The injustice of his decision is compounded by the dishonesty of his claim that slightly higher pay rates in the public sector are starving the private sector of suitable staff.
Where the private sector experiences recruitment difficulties, this is related to skills deficiencies rather than workers opting for marginally better-paid public-sector jobs.
Forcing through constant cuts in purchasing power for poorer regions and nations will actually damage the private sector as workers have less money to spend.
This will be the case especially in the devolved administrations of Wales, Scotland and Northern Ireland where the Tories have no governing role but have the power at Westminster to wreck the living standards of people living there.
As teachers' union NASUWT leader Chris Keates points out, national pay scales are not peculiar to the public sector.
They are operated by major retailers such as Tesco, Marks & Spencer and John Lewis on grounds of cost-effectiveness and service consistency, which apply equally to the public sector.
Introducing regional rates of pay will encourage migration to higher-paid areas of the country, principally the south-east of England, which are already among the most heavily populated, causing great pressure on housing and services.
But Osborne and Nick Clegg are unconcerned about the social implications of their vandalism of our public services.
They are intent on cutting public-sector pay and pensions to facilitate private-sector penetration of services and to create a war chest to finance abolition of the 50p tax band, which is payable by just 1 per cent of the population.
Those campaigning to abolish the 50p rate pursue two contradictory lines of argument.
On the one hand, the businessmen who wrote to the Times recently described the tax band as punitive and harmful to investment.
On the other, Lord Sugar suggests that it won't raise as much cash as expected because "most people" dodge it by adjusting salaries and finding other ways to get money out of companies.
Rich people's generalised hostility to the 50p tax band, on whatever pretence, is probably the best argument for retaining it.

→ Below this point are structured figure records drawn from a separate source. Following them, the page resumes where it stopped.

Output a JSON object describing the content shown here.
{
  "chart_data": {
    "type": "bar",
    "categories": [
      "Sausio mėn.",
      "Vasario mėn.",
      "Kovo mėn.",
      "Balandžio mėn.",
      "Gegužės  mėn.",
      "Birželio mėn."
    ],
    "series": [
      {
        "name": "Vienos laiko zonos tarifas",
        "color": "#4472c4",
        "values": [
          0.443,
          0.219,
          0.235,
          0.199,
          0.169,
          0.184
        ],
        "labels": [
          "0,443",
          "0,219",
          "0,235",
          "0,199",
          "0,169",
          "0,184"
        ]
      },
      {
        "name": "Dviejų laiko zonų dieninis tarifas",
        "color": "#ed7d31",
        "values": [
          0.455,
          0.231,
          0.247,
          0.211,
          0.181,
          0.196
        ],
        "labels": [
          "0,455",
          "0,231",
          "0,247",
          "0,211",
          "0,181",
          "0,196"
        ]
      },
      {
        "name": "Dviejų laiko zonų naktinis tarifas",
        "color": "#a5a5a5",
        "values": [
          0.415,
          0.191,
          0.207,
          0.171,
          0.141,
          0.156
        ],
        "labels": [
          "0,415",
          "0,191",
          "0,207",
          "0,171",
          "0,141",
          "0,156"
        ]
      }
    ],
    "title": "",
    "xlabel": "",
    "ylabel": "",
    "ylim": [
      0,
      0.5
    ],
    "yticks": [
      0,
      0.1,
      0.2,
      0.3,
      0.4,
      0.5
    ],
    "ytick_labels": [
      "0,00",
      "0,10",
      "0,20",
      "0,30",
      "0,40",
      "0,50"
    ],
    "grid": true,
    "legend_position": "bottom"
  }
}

That is indeed the attitude of the majority of people, according to the latest ComRes opinion survey, which shows 58 per cent against its abolition and just 21 per cent in favour.
The fact that opposition to doing away with the 50p rate is highest, at 70 per cent, among Liberal Democrat voters provides further confirmation of the unprincipled nature of Clegg and most of his MPs.
Following hard on the heels of the Lib Dem spring conference rejection of the conservative coalition's Health and Social Care Bill, it illustrates how cheaply and how completely Clegg & Co have sold themselves.
They have offered Liberal Democrat MPs as parliamentary voting fodder to the Tories to drive through an agenda so right-wing that neither party would have signalled these policies in their election manifesto.
The damage that will be done over the next three years to our public services and workers' living standards will be huge unless the labour movement unites to derail these anti-people policies.